Pour> mais les teen drama lovers, pour moi et mes copiiiines. et pour les plus cool du lycée (moi et mes copines encore ptdrrrrr)
Pas pour> jsais pas, les espagnols? qui ont déjà maté la première version? mais non même eux ils devraient regarder

La note: 9/10

The Lottery

drama
• genre: drame post apocalyptique un peu
• format: 43 minutes
• saisons: première saison de 10 épisodes en diffusion depuis le 20 juillet
• diffuseur: Lifetime
• créateur: Timothy J. Sexton

Le délire: Un délire qui se casse la gueule, clairement. Et qui du coup est assez déceptif. Le genre de délire apparemment prometteur qui s’embourbe très vite et perd tout intérêt. Mais parlons-en quand même. La loterie dont il est question ici offre aux heureux tirés au sort non pas un superbe kit de couteaux de cuisine, mais l’un des quelques embryons humains viables restants sur terre. Car une fois de plus, c’est la mode de ouf, l’espèce humaine est en péril. Loin des virus foudroyants, son extinction pourrait être causée d’ici quelques décennies par un mal nouveau: l’infertilité généralisée. Ambiance. On ne peut plus faire de bébés, plus de femmes enceintes, plus d’utérus accueillants, plus de spermatozoïdes créatifs. Les derniers enfants nés sont donc évidemment éminemment précieux. Un nouveau département, le département de l’Humanité, comme un ministère hyyyyper important mais indépendant du gouvernement, a été mis en place pour veiller à la protection de ces enfants et travailler à un remède miracle. On sait pas trop s’ils sont en fait méchants ou gentils. Je dirais méchant.
La série suit plusieurs personnages principaux. La scientifique qui semble sur le point de pouvoir inverser la promesse d’un destin funeste après la création d’une poignée d’embryons (exploit non réitéré); les conseillers du président des Etats-Unis à l’origine de ce vaste projet de tombola nationale qui désignera les ultimes mamans; un mec mignon, papa d’un des derniers nés. Se construit alors tout un mic mac entre les personnages qui pollue l’intrigue. On en a rien à foutre des aléas professionnels de la scientifique ou de la fuite du père et de son fils à travers le pays, franchement. On veut voir la loterie et passer à autre chose. Je vais spoiler mais on se dit tout: j’ai arrêté de mater la série à l’épisode où la scientifique veut faire des tests sur le papa dont le sperme est le dernier à avoir fonctionné. Rien dans sa semence, mais dans son sang le gêne modifié et éteint de la peste noire (????!!!!!!!!), vraisemblablement injecté par une tierce personne (???????!!!!!), complot conspiration 11 septembre (?????????!!!!). Allez ça m’a cassé la tête, ciao.
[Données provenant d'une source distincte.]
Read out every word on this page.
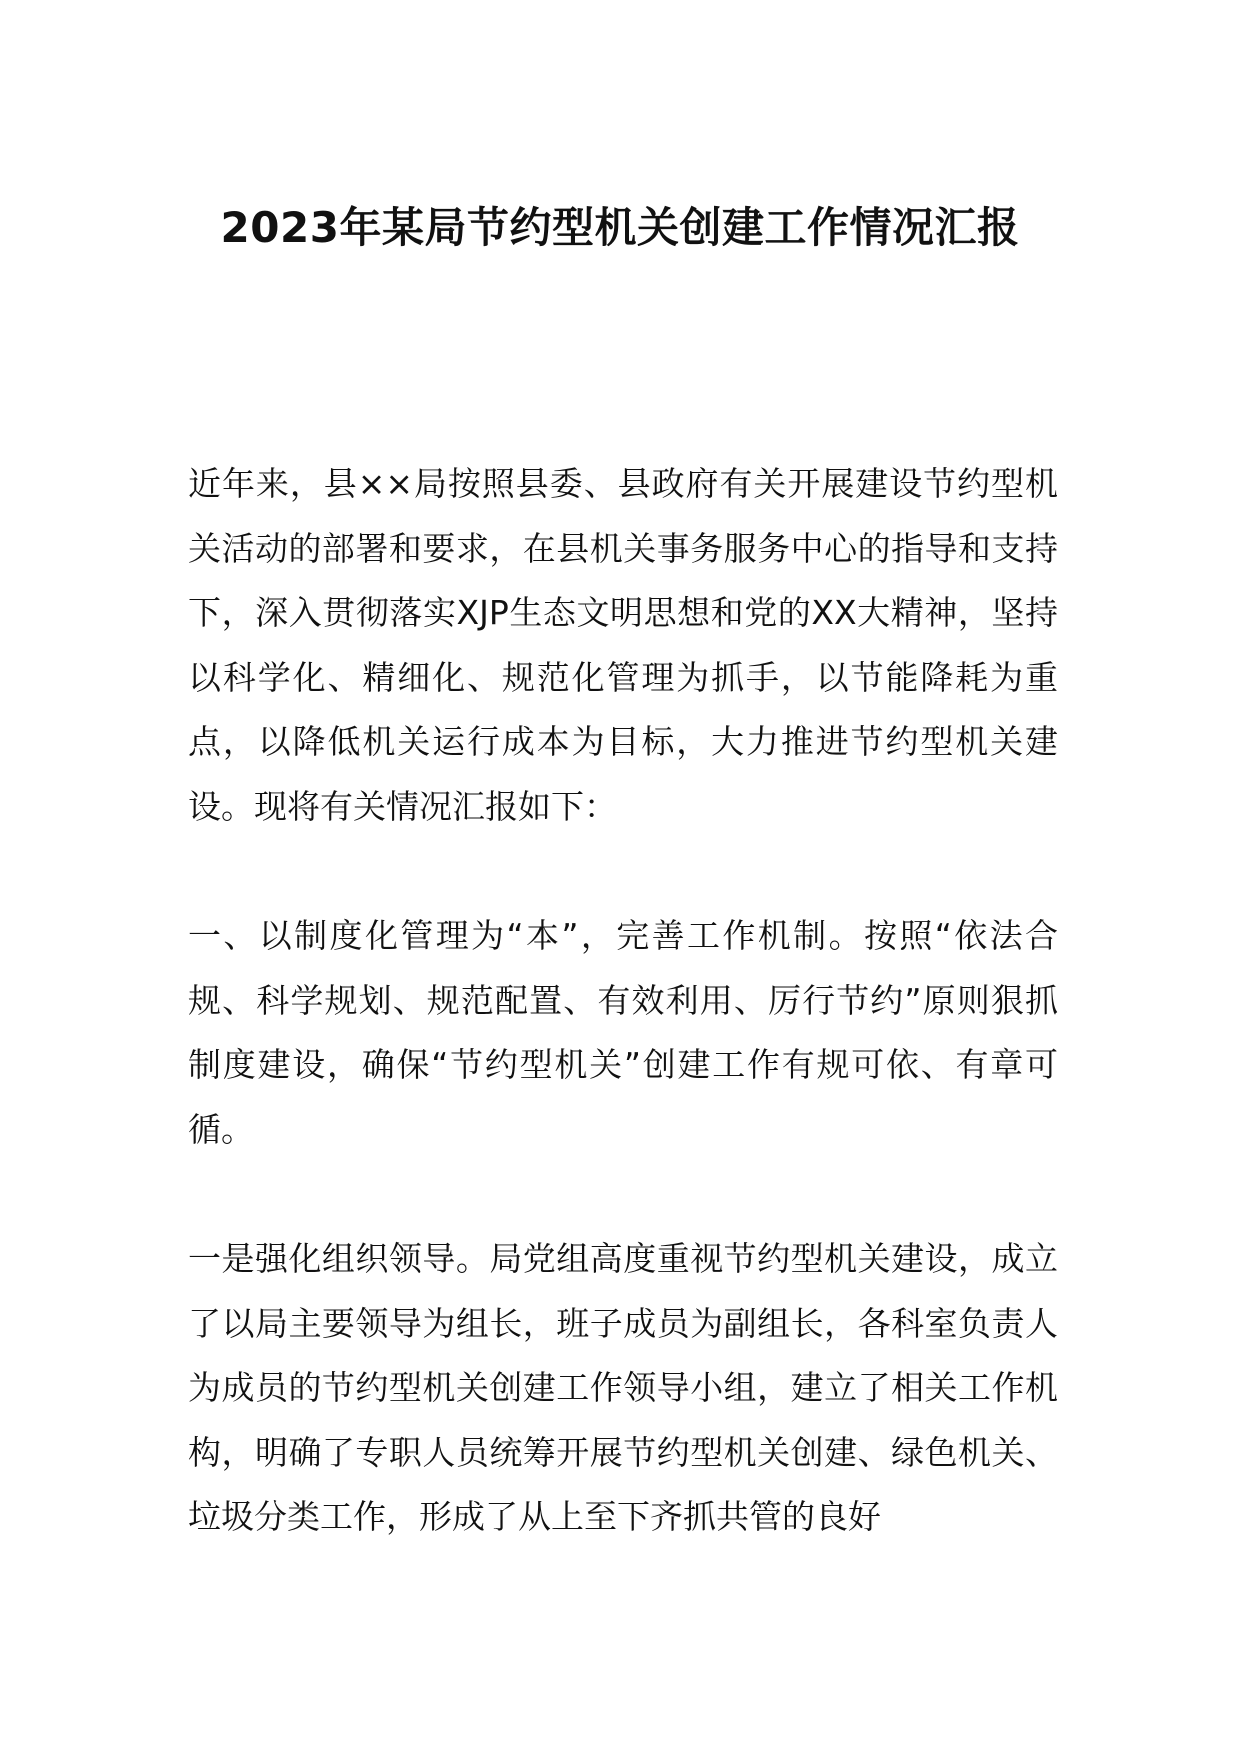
2023年某局节约型机关创建工作情况汇报

近年来，县××局按照县委、县政府有关开展建设节约型机关活动的部署和要求，在县机关事务服务中心的指导和支持下，深入贯彻落实XJP生态文明思想和党的XX大精神，坚持以科学化、精细化、规范化管理为抓手，以节能降耗为重点，以降低机关运行成本为目标，大力推进节约型机关建设。现将有关情况汇报如下：

一、以制度化管理为“本”，完善工作机制。按照“依法合规、科学规划、规范配置、有效利用、厉行节约”原则狠抓制度建设，确保“节约型机关”创建工作有规可依、有章可循。

一是强化组织领导。局党组高度重视节约型机关建设，成立了以局主要领导为组长，班子成员为副组长，各科室负责人为成员的节约型机关创建工作领导小组，建立了相关工作机构，明确了专职人员统筹开展节约型机关创建、绿色机关、垃圾分类工作，形成了从上至下齐抓共管的良好
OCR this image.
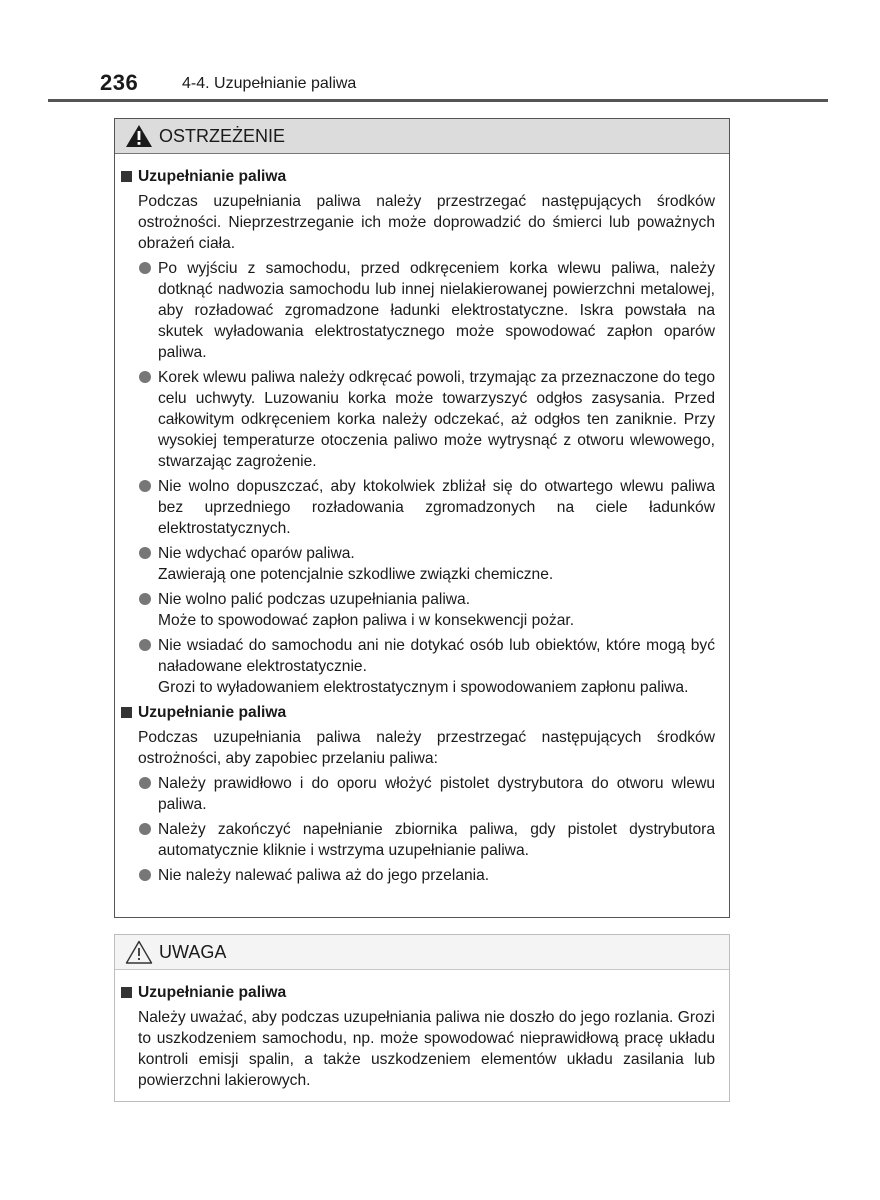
236	4-4. Uzupełnianie paliwa
OSTRZEŻENIE
Uzupełnianie paliwa

Podczas uzupełniania paliwa należy przestrzegać następujących środków ostrożności. Nieprzestrzeganie ich może doprowadzić do śmierci lub poważnych obrażeń ciała.

Po wyjściu z samochodu, przed odkręceniem korka wlewu paliwa, należy dotknąć nadwozia samochodu lub innej nielakierowanej powierzchni metalowej, aby rozładować zgromadzone ładunki elektrostatyczne. Iskra powstała na skutek wyładowania elektrostatycznego może spowodować zapłon oparów paliwa.
Korek wlewu paliwa należy odkręcać powoli, trzymając za przeznaczone do tego celu uchwyty. Luzowaniu korka może towarzyszyć odgłos zasysania. Przed całkowitym odkręceniem korka należy odczekać, aż odgłos ten zaniknie. Przy wysokiej temperaturze otoczenia paliwo może wytrysnąć z otworu wlewowego, stwarzając zagrożenie.
Nie wolno dopuszczać, aby ktokolwiek zbliżał się do otwartego wlewu paliwa bez uprzedniego rozładowania zgromadzonych na ciele ładunków elektrostatycznych.
Nie wdychać oparów paliwa.
Zawierają one potencjalnie szkodliwe związki chemiczne.
Nie wolno palić podczas uzupełniania paliwa.
Może to spowodować zapłon paliwa i w konsekwencji pożar.
Nie wsiadać do samochodu ani nie dotykać osób lub obiektów, które mogą być naładowane elektrostatycznie.
Grozi to wyładowaniem elektrostatycznym i spowodowaniem zapłonu paliwa.
Uzupełnianie paliwa

Podczas uzupełniania paliwa należy przestrzegać następujących środków ostrożności, aby zapobiec przelaniu paliwa:

Należy prawidłowo i do oporu włożyć pistolet dystrybutora do otworu wlewu paliwa.
Należy zakończyć napełnianie zbiornika paliwa, gdy pistolet dystrybutora automatycznie kliknie i wstrzyma uzupełnianie paliwa.
Nie należy nalewać paliwa aż do jego przelania.
UWAGA
Uzupełnianie paliwa

Należy uważać, aby podczas uzupełniania paliwa nie doszło do jego rozlania. Grozi to uszkodzeniem samochodu, np. może spowodować nieprawidłową pracę układu kontroli emisji spalin, a także uszkodzeniem elementów układu zasilania lub powierzchni lakierowych.
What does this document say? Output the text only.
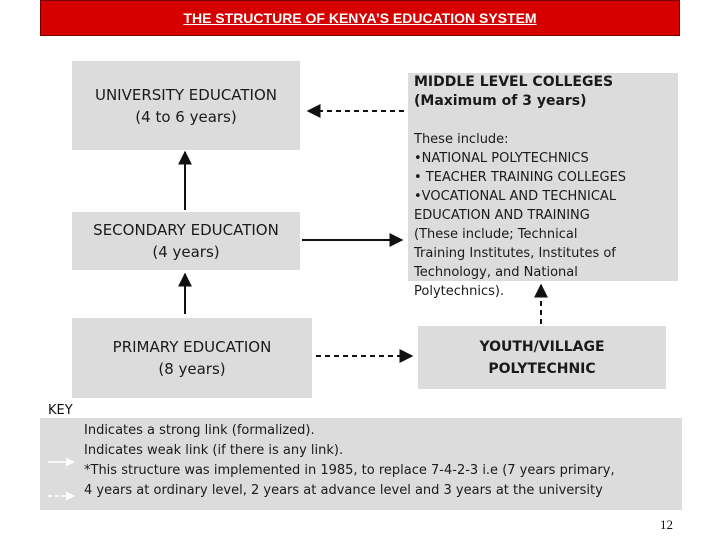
THE STRUCTURE OF KENYA’S EDUCATION SYSTEM
UNIVERSITY EDUCATION
(4 to 6 years)
SECONDARY EDUCATION
(4 years)
PRIMARY EDUCATION
(8 years)
MIDDLE LEVEL COLLEGES
(Maximum of 3 years)
These include:
•NATIONAL POLYTECHNICS
• TEACHER TRAINING COLLEGES
•VOCATIONAL AND TECHNICAL
EDUCATION AND TRAINING
(These include; Technical
Training Institutes, Institutes of
Technology, and National Polytechnics).
YOUTH/VILLAGE
POLYTECHNIC
KEY
Indicates a strong link (formalized).
Indicates weak link (if there is any link).
*This structure was implemented in 1985, to replace 7-4-2-3 i.e (7 years primary,
4 years at ordinary level, 2 years at advance level and 3 years at the university
12
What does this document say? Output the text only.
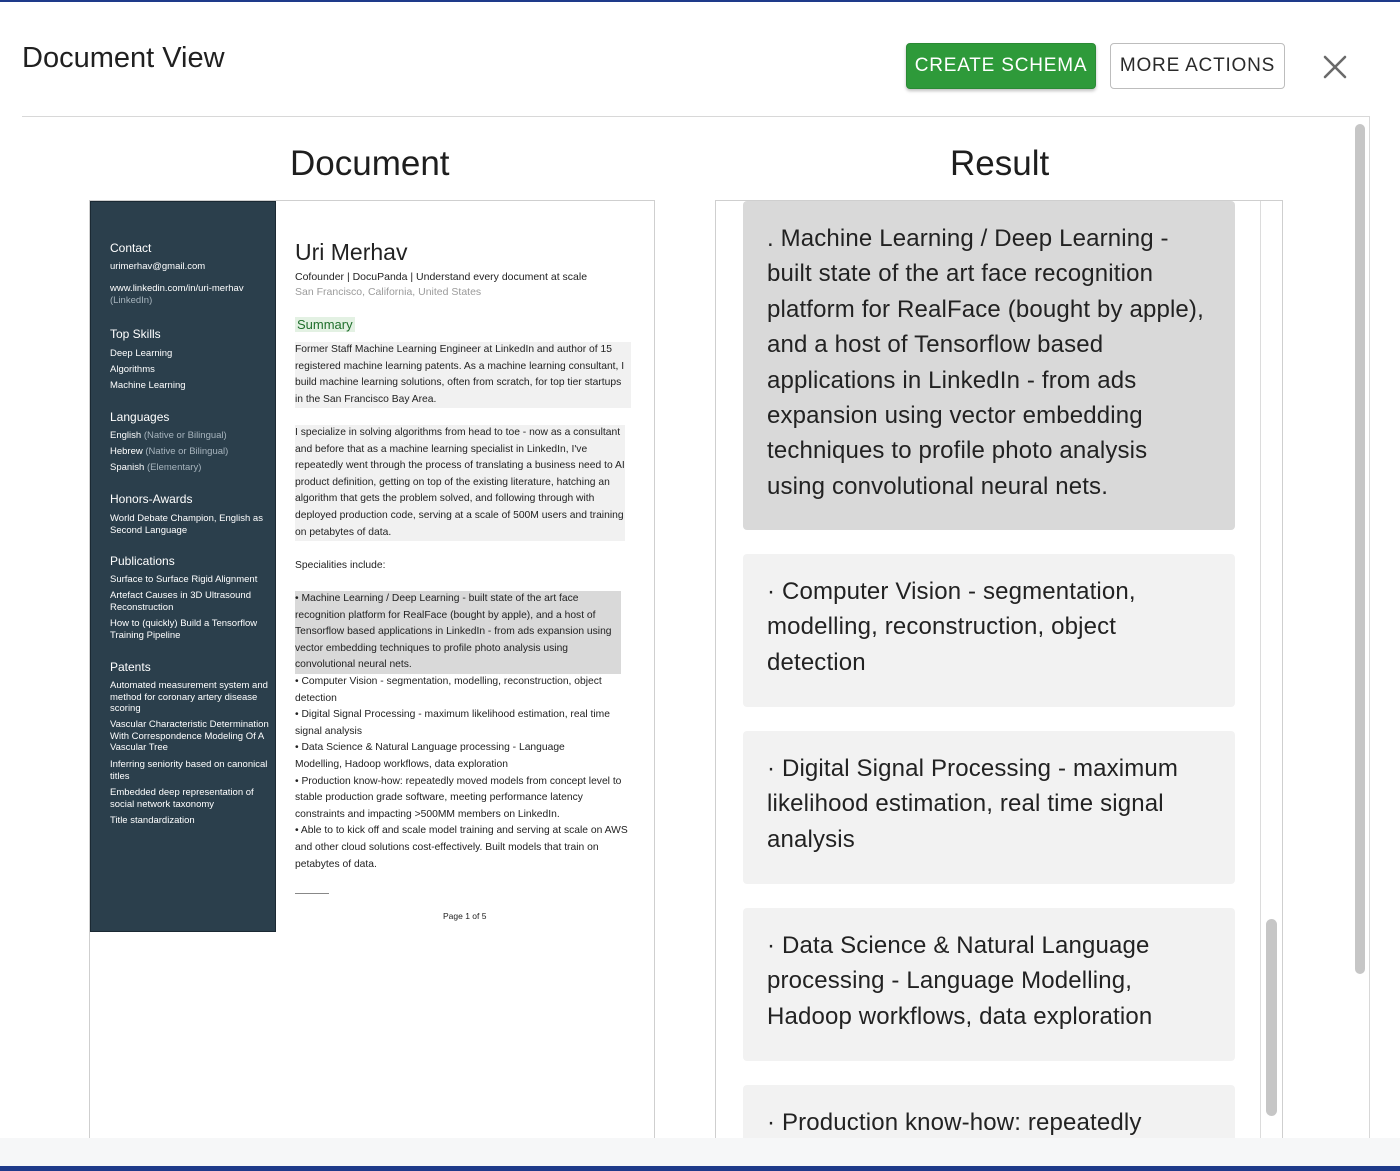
Document View	CREATE SCHEMA	MORE ACTIONS
Document	Result
Contact
urimerhav@gmail.com
www.linkedin.com/in/uri-merhav
(LinkedIn)
Top Skills
Deep Learning
Algorithms
Machine Learning
Languages
English (Native or Bilingual)
Hebrew (Native or Bilingual)
Spanish (Elementary)
Honors-Awards
World Debate Champion, English as Second Language
Publications
Surface to Surface Rigid Alignment
Artefact Causes in 3D Ultrasound Reconstruction
How to (quickly) Build a Tensorflow Training Pipeline
Patents
Automated measurement system and method for coronary artery disease scoring
Vascular Characteristic Determination With Correspondence Modeling Of A Vascular Tree
Inferring seniority based on canonical titles
Embedded deep representation of social network taxonomy
Title standardization
Uri Merhav
Cofounder | DocuPanda | Understand every document at scale
San Francisco, California, United States
Summary
Former Staff Machine Learning Engineer at LinkedIn and author of 15 registered machine learning patents. As a machine learning consultant, I build machine learning solutions, often from scratch, for top tier startups in the San Francisco Bay Area.
I specialize in solving algorithms from head to toe - now as a consultant and before that as a machine learning specialist in LinkedIn, I've repeatedly went through the process of translating a business need to AI product definition, getting on top of the existing literature, hatching an algorithm that gets the problem solved, and following through with deployed production code, serving at a scale of 500M users and training on petabytes of data.
Specialities include:
• Machine Learning / Deep Learning - built state of the art face recognition platform for RealFace (bought by apple), and a host of Tensorflow based applications in LinkedIn - from ads expansion using vector embedding techniques to profile photo analysis using convolutional neural nets.
• Computer Vision - segmentation, modelling, reconstruction, object detection
• Digital Signal Processing - maximum likelihood estimation, real time signal analysis
• Data Science & Natural Language processing - Language Modelling, Hadoop workflows, data exploration
• Production know-how: repeatedly moved models from concept level to stable production grade software, meeting performance latency constraints and impacting >500MM members on LinkedIn.
• Able to to kick off and scale model training and serving at scale on AWS and other cloud solutions cost-effectively. Built models that train on petabytes of data.
Page 1 of 5
. Machine Learning / Deep Learning - built state of the art face recognition platform for RealFace (bought by apple), and a host of Tensorflow based applications in LinkedIn - from ads expansion using vector embedding techniques to profile photo analysis using convolutional neural nets.
· Computer Vision - segmentation, modelling, reconstruction, object detection
· Digital Signal Processing - maximum likelihood estimation, real time signal analysis
· Data Science & Natural Language processing - Language Modelling, Hadoop workflows, data exploration
· Production know-how: repeatedly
Pour> je sais pas trop, dommage que les bébés soient encore trop teubés pour suivre une série parce que ça leur aurait peut-être plu, ils se seraient sentis spéciaux et importants (attention whores…)
Pas pour> alors on pourrait croire que ce n’est pas pour ceux qui ne peuvent pas concevoir d’enfant, mais finalement non car la série leur propose un monde où toute la planète partage leur mal et porte leur fardeau. pas pour les gens fertiles en fait. sorry.